When I was in my early 20s, Baka died suddenly and traumatically. She fell down her stairs and fractured her skull in multiple places. Her death presaged another loss – the loss of the farm. Suburban development had been circling the property for years, but our family wasn’t ready to sell. Franco and I moved into the house, and my connection to the place continued. However, eventually the farm was sold and the house slated for demolition. The idea of losing the house and farm was daunting. The house was a repository for the memories of all who had grown up there – not just me, but my mom, my uncle, and my cousins. It was a portal to the past for all of us. Franco and I decided to film the demolition.
The 16mm demolition footage and the photographs found in the house have formed the basis for the short film that Franco and I have put together now, years after Baka’s death. The third element of the film is a series of vivid dreams about Baka I had after her death, which had a deep impact on my grief process. We’ve interwoven these elements to tell a story that explores the resonance of the places and objects left behind in the wake of death, and acknowledges how our deepest attachments must inevitably surrender to the transience of all things.
DREAMS OF THE DEAD has allowed us to think deeply about the experience of loss. We hope that audiences will enjoy being part of this very personal exploration.
– Marlene Rodgers
Producer, Director, Writer
Marlene works as a writer, story editor, and producer on feature film, documentary and factual television productions.
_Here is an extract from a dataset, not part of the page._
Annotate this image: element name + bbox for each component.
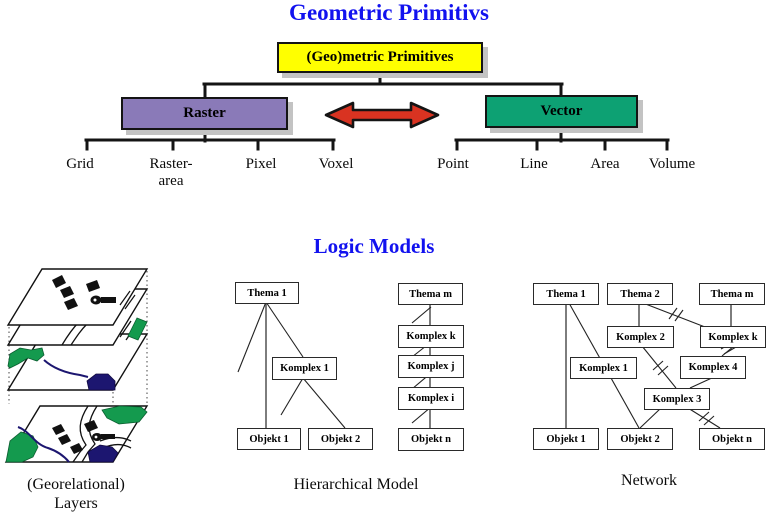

She has worked as a development executive in feature film, and as an instructor of screenwriting at institutions across Canada including the NSI, the Canadian Film Centre and SFU’s School of the Contemporary Arts. Among her credits, she wrote and produced the award-winning dramatic short FOXY LADY, WILD CHERRY, which premiered at TIFF and sold in multiple territories. DREAMS of the DEAD is her first film as a director.
Producer, Director, Editor
Franco Pante is an award-winning editor and filmmaker who has worked on features, dramatic series, documentaries and shorts, including the CTV television feature ELIJAH and the series ARCTIC AIR. He previously directed the documentary BLOOD MAKES THE GRASS GROW about conscientious objectors during the Gulf War, which was broadcast in Canada and the US, and widely distributed in the educational market.
Cinematographer Paul Guenette was there at the beginning. He spent five days at the farm, documenting the place – and then its demolition. Paul has spent many years in the camera department on countless productions.
Cinematographer Goran Basarić came aboard in the final phase of production, to help us create the surreal dream sequences and visuals throughout the film. Goran has worked extensively in film and television and also has an accomplished body of work as a still photographer. Like many of our collaborators, Goran is from the former Yugoslavia.
Cinematographer Chino Saavedra joined us to assist on dream shoots, and then took on the role of DP for the “Bakery Dream.” Chino, originally from Spain, is a filmmaker, editor and compositor.
Animator Branko Teslić and artist Branka Bakarić live in Zageb and Toronto. They worked with Marlene and Franco, brainstorming and conceptualizing the visual approach to the dream sequences.
VFX Artist Janez Ferlan was instrumental in refining the animation throughout the film, including the magical dream sequences that are at the core of DREAMS OF THE DEAD. He is a partner in Iridium Film and Jatko.